How to forget everything

Recently I was studying the list of digital formats recom­mended by the Library of Congress for digital data—meaning, formats that are likely (though not guar­an­teed) to be well supported in the future.

One of the many lurking horrors of the digital age: though it’s become much easier to publish and retrieve infor­ma­tion in the present—e.g., we can put mate­rial on a website instead of printing & ship­ping a book—the long-term archiving of infor­ma­tion has arguably become more diffi­cult. That printed book, you can put on a shelf and it will prob­ably last hundreds of years. The data, you can … do what, exactly?

Turning data into phys­ical arti­facts is possible. But other compli­ca­tions arise. Like many who owned a computer in the ’90s, I archived a lot of data using CD-R discs. At the time, these were projected to last 100–200 years. It’s turned out, however, that many of these discs are going bad after about 10 years. This means that many CD-R data archives will anni­hi­late the infor­ma­tion they were entrusted to protect. (I was able to recover all the data from my own pile of CD-Rs because I made multiple copies. But indeed, a number of indi­vidual disks had already failed.)

One major advan­tage of printed mate­rial is that it’s self-contained: you take a book from the shelf, and it works the way the creator intended. Not so for soft­ware. Any digital file needs an app to read it & display it; the app needs a certain oper­ating system; the oper­ating system needs certain hard­ware; the hard­ware is compli­cated and always phys­i­cally dete­ri­o­rating.

The Internet Archive has been taking this problem seri­ously for 20+ years.
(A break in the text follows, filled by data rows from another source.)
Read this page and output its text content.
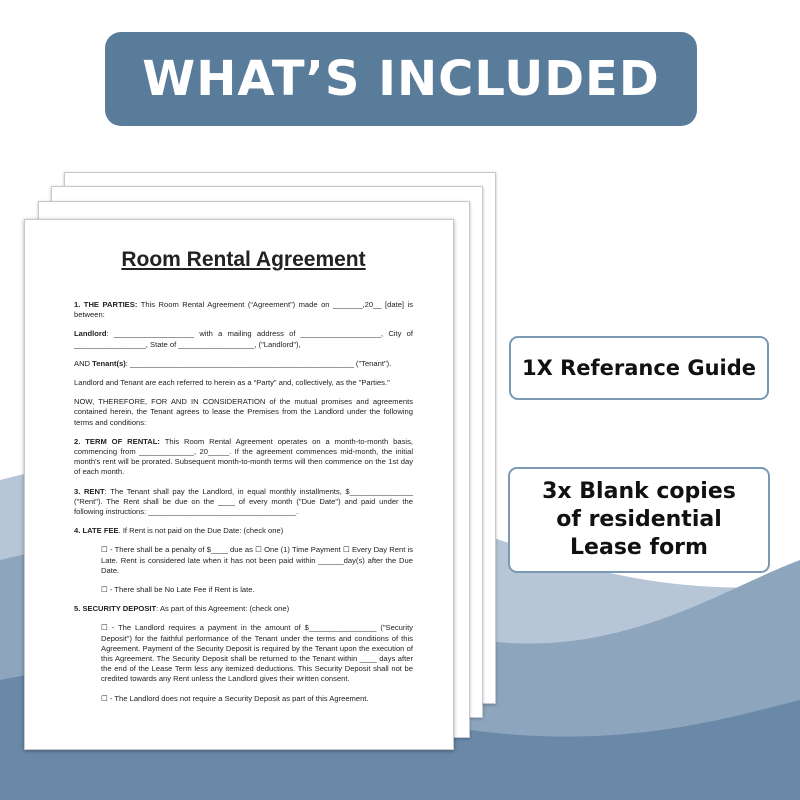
WHAT’S INCLUDED
Room Rental Agreement

1. THE PARTIES: This Room Rental Agreement (“Agreement”) made on _______,20__ [date] is between:

Landlord: ___________________ with a mailing address of ___________________, City of _________________, State of __________________, ("Landlord"),

AND Tenant(s): _____________________________________________________ ("Tenant").

Landlord and Tenant are each referred to herein as a “Party” and, collectively, as the "Parties."

NOW, THEREFORE, FOR AND IN CONSIDERATION of the mutual promises and agreements contained herein, the Tenant agrees to lease the Premises from the Landlord under the following terms and conditions:

2. TERM OF RENTAL: This Room Rental Agreement operates on a month-to-month basis, commencing from _____________, 20_____. If the agreement commences mid-month, the initial month's rent will be prorated. Subsequent month-to-month terms will then commence on the 1st day of each month.

3. RENT: The Tenant shall pay the Landlord, in equal monthly installments, $_______________ ("Rent"). The Rent shall be due on the ____ of every month ("Due Date") and paid under the following instructions: ___________________________________.

4. LATE FEE. If Rent is not paid on the Due Date: (check one)

☐ - There shall be a penalty of $____ due as ☐ One (1) Time Payment ☐ Every Day Rent is Late. Rent is considered late when it has not been paid within ______day(s) after the Due Date.

☐ - There shall be No Late Fee if Rent is late.

5. SECURITY DEPOSIT: As part of this Agreement: (check one)

☐ - The Landlord requires a payment in the amount of $________________ ("Security Deposit") for the faithful performance of the Tenant under the terms and conditions of this Agreement. Payment of the Security Deposit is required by the Tenant upon the execution of this Agreement. The Security Deposit shall be returned to the Tenant within ____ days after the end of the Lease Term less any itemized deductions. This Security Deposit shall not be credited towards any Rent unless the Landlord gives their written consent.

☐ - The Landlord does not require a Security Deposit as part of this Agreement.

1X Referance Guide
3x Blank copies
of residential
Lease form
It’s maybe best known for the Wayback Machine, its histor­ical archive of web pages. But it’s also been figuring out how to preserve other soft­ware. The best idea is to at least get rid of the hard­ware, and run the old oper­ating system as a “virtual machine” on the current system (the Internet Arcade being one example). In this way, every­thing that is needed to run a file—the OS, the app, etc.—is pack­aged together, and thus, like a book, becomes some­thing closer to self-contained.
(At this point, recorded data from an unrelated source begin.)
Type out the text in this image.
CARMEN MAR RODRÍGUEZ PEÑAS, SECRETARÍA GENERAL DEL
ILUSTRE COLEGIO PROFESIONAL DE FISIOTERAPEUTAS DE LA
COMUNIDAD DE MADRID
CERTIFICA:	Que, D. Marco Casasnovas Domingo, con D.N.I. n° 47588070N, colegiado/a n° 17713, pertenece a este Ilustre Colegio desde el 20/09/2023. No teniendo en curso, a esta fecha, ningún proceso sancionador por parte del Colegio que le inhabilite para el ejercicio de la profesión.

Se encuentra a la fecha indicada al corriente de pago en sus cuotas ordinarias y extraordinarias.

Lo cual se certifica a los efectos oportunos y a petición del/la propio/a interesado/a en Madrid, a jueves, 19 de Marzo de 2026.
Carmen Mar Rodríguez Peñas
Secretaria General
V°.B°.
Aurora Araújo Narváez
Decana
As a soft­ware devel­oper, I use virtual machines like these to test my work on older systems. I don’t want to keep an actual Windows XP machine in my office. But I can run it anytime from a hard drive attached to my Mac. It’s easy and it works.
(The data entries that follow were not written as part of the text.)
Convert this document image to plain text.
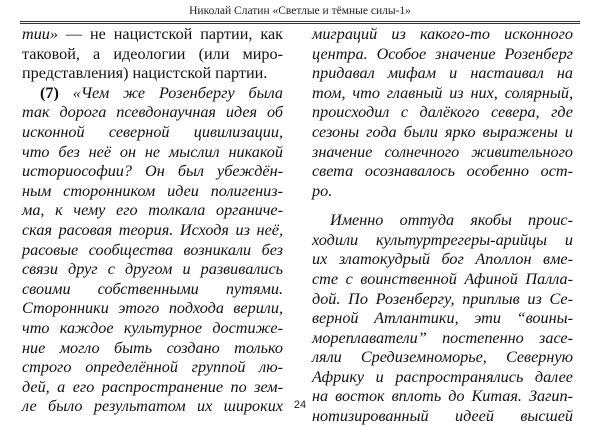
Николай Слатин «Светлые и тёмные силы-1»
тии» — не нацистской партии, как
таковой, а идеологии (или миро-
представления) нацистской партии.
(7) «Чем же Розенбергу была
так дорога псевдонаучная идея об
исконной северной цивилизации,
что без неё он не мыслил никакой
историософии? Он был убеждён-
ным сторонником идеи полигениз-
ма, к чему его толкала органиче-
ская расовая теория. Исходя из неё,
расовые сообщества возникали без
связи друг с другом и развивались
своими собственными путями.
Сторонники этого подхода верили,
что каждое культурное достиже-
ние могло быть создано только
строго определённой группой лю-
дей, а его распространение по зем-
ле было результатом их широких
миграций из какого-то исконного
центра. Особое значение Розенберг
придавал мифам и настаивал на
том, что главный из них, солярный,
происходил с далёкого севера, где
сезоны года были ярко выражены и
значение солнечного живительного
света осознавалось особенно ост-
ро.
Именно оттуда якобы проис-
ходили культуртрегеры-арийцы и
их златокудрый бог Аполлон вме-
сте с воинственной Афиной Палла-
дой. По Розенбергу, приплыв из Се-
верной Атлантики, эти “воины-
мореплаватели” постепенно засе-
ляли Средиземноморье, Северную
Африку и распространялись далее
на восток вплоть до Китая. Загип-
нотизированный идеей высшей
24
One of the less-noted side effects of the cloud-computing era is that this form of archiv­ability is starting to disap­pear. When you run a cloud-connected piece of soft­ware, it’s depen­dent as usual on a certain oper­ating system and certain hard­ware. But also a new ingre­dient: a server else­where on the internet that deter­mines whether the program can run. (Usually, based on whether you have a subscrip­tion, etc.)

This outside server makes it impos­sible to archive the soft­ware. Why? First, the depen­dency on the outside server can’t be encap­su­lated within a virtual machine. Second, there’s no guar­antee that the outside server will keep oper­ating. (On the contrary: every server gets unplugged, even­tu­ally.) And because the soft­ware envi­ron­ment cannot be archived, the data files that rely on that envi­ron­ment also cannot be archived.

What does this mean for the culture and knowl­edge that’s captured in digital data? I’m far from a soft­ware-freedom abso­lutist. But I think the rise of subscrip­tion-based soft­ware is terrible for the longer arc of computing, because it forces so much to become tempo­rary.

update, 344 days later

The idea of soft­ware longevity through mini­mal­istic use of computing resources is starting to perco­late upward. See, e.g.—Collapse OS, perma­com­puting, and the Uxn stack.